HASL is easily identifiable by its silverish colour as it is essentially a thin layer of solder applied on top of the copper. Below is a worn out HASL prototype of mine; a Master System game cartridge to be exact. It has cycled an edge connector approximately 500 times – the copper underneath the HASL finger on the bottom edge is exposed and will oxidize (i.e. turn green, like a pennie). While this is “acceptable” for lab prototypes, no one should ever sell you a HASL cartridge, nor should you pay even a single pennie (oxidizes or not) for one.


ENIG finishes are used when surface planarity and oxidation resistance are important for the design. Surface planarity is important for PCBs with large BGA packages since ENIG finishes are much flatter than HASL finishes. The thin layer (2-5u”) of immersion gold applied on top of the nickel plating protects against oxidation since gold is one of the least reactive elements. This type of finish, while not ideal for edge connections, is the lesser of two evils when compared to HASL for a game cartridge.
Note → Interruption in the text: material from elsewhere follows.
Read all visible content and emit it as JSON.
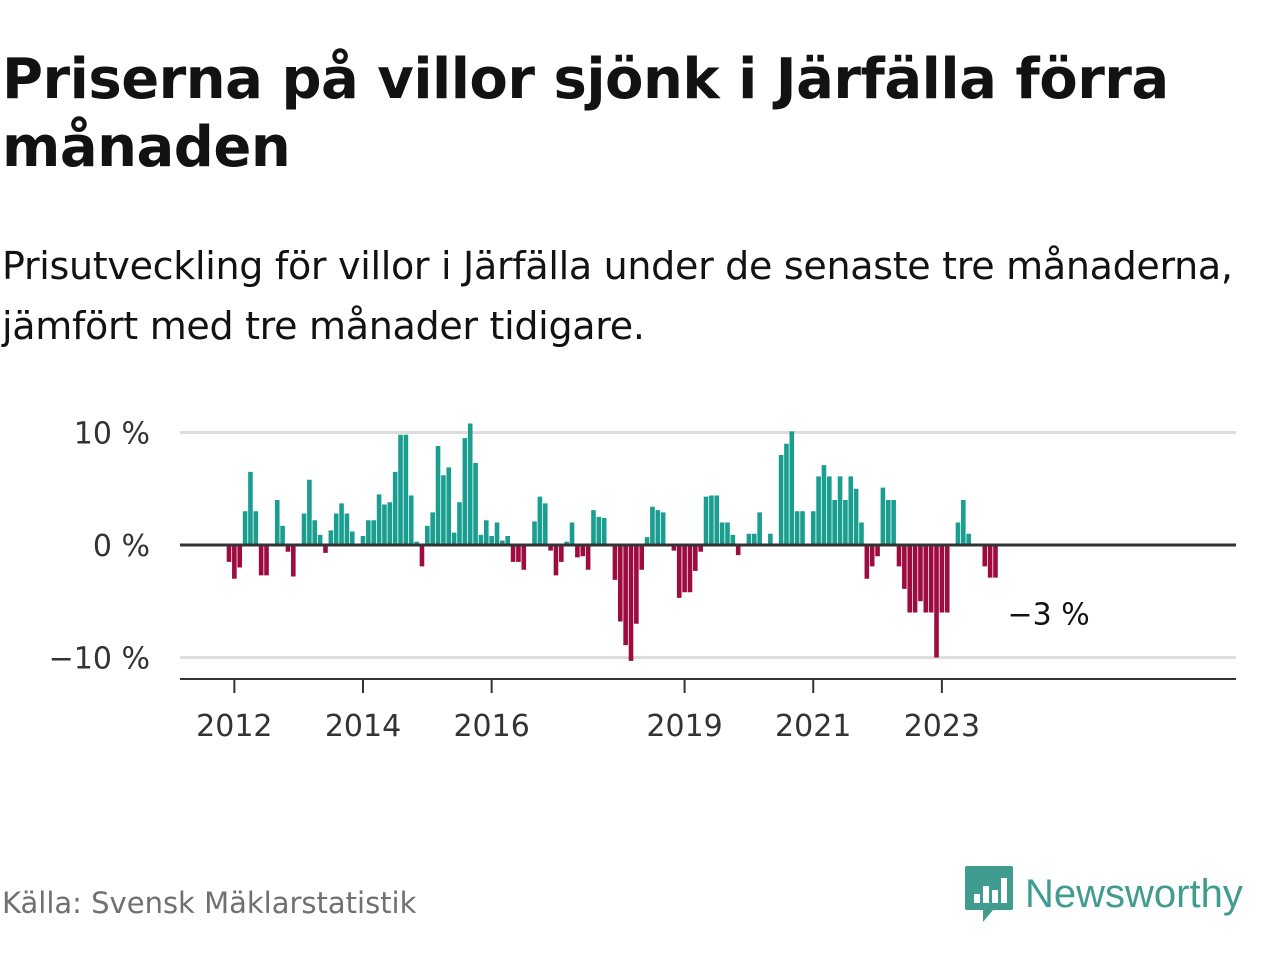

Below, an ENIG board (left) and a HASL (right) board were both subjected to approximately 100 mating cycles in an edge connector. Both the ENIG and HASL finishes show clear surface wear from the mating cycles. However, while the ENIG finish appears to only have changed colours, the HASL finish is clearly being scraped off by the mating connector since it is not strong enough to resist the mating strength. More cycles would completely destroy the HASL finish (as above) and expose the underlying copper to oxidation.

Enig finishes are not thick enough to endure the mechanical stresses of an edge connector. They to, just like the HASL finish, will eventually wear down and expose the copper underneath to oxidation.

Hard Gold

Hard Gold finishes are used when a durable surface and protection from oxidation is required. This type of finish is ideal for game cartridge which will be subjected to many mating cycles.

In the picture below, a HASL board (left) and a Hard Gold board (right) which I routinely use for prototyping are pictured. I have no exact numbers but I would estimate that both have been subjected to 500+ mating cycles. The HASL finish is clearly destroyed and a significant portion of the underlying copper is exposed – this board will oxidize. The Hard Gold board’s contacts have some dirt on them but it’s nothing a good scrubbing with some Brasso won’t fix! (that’s a joke btw, don’t use Brasso…)

More on Hard Gold

At first glance ENIG and Hard Gold Plating might look identical, but fear not there is a way to identify them which, while not 100% reliable, will certainly help you in most cases. The manufacturing process of Hard Gold requires an additional conductor trace on each finger emanating from the center of the panel. Notice the additional conductor on the PCB on the right at the bottom of each gold finger. Even if this feature isn’t part of PCB design files (gerbers), in my experience most fabrication houses will add this feature in order to make the manufacturing process of Hard Gold possible. As stated before, this identifying feature is not 100% guaranteed to differentiate ENIG and Hard Gold Plating.

Most retro game PCBs from the 80s and 90s I have ever seen have the Hard Gold Finger additional conductor on them. Go ahead and verify this on your game collection! Below is a random SNES cartridge PCB I pulled out with clearly visible Hard Gold conductors.


The first aspects examined, namely the label and cartridge shell, have no negative impact on the actual functionality and potential lifetime of the game cartridge. However, in my experience, GAME CARTRDGEs with poor looks also have poor PCB design choices. Thus, a “shitty” looking game cartridge from outside is more likely to be shitty on the inside as well. As for the PCB aspects; HASL finish PCBs are absolutely not meant to be used as game cartridges. They do however have their place, especially in unexposed PCBs where mechanical connections to the PCB are not required. But, in every case, always ensure the game cartridges you buy, wherever you buy them, are finished with Hard Gold Plating. At the very minimum, refuse to purchase any game cartridges which do not have a gold-coloured surface finish. If ambiguous, ask the seller what finish the PCB has – an informed seller will know and will be happy to tell you!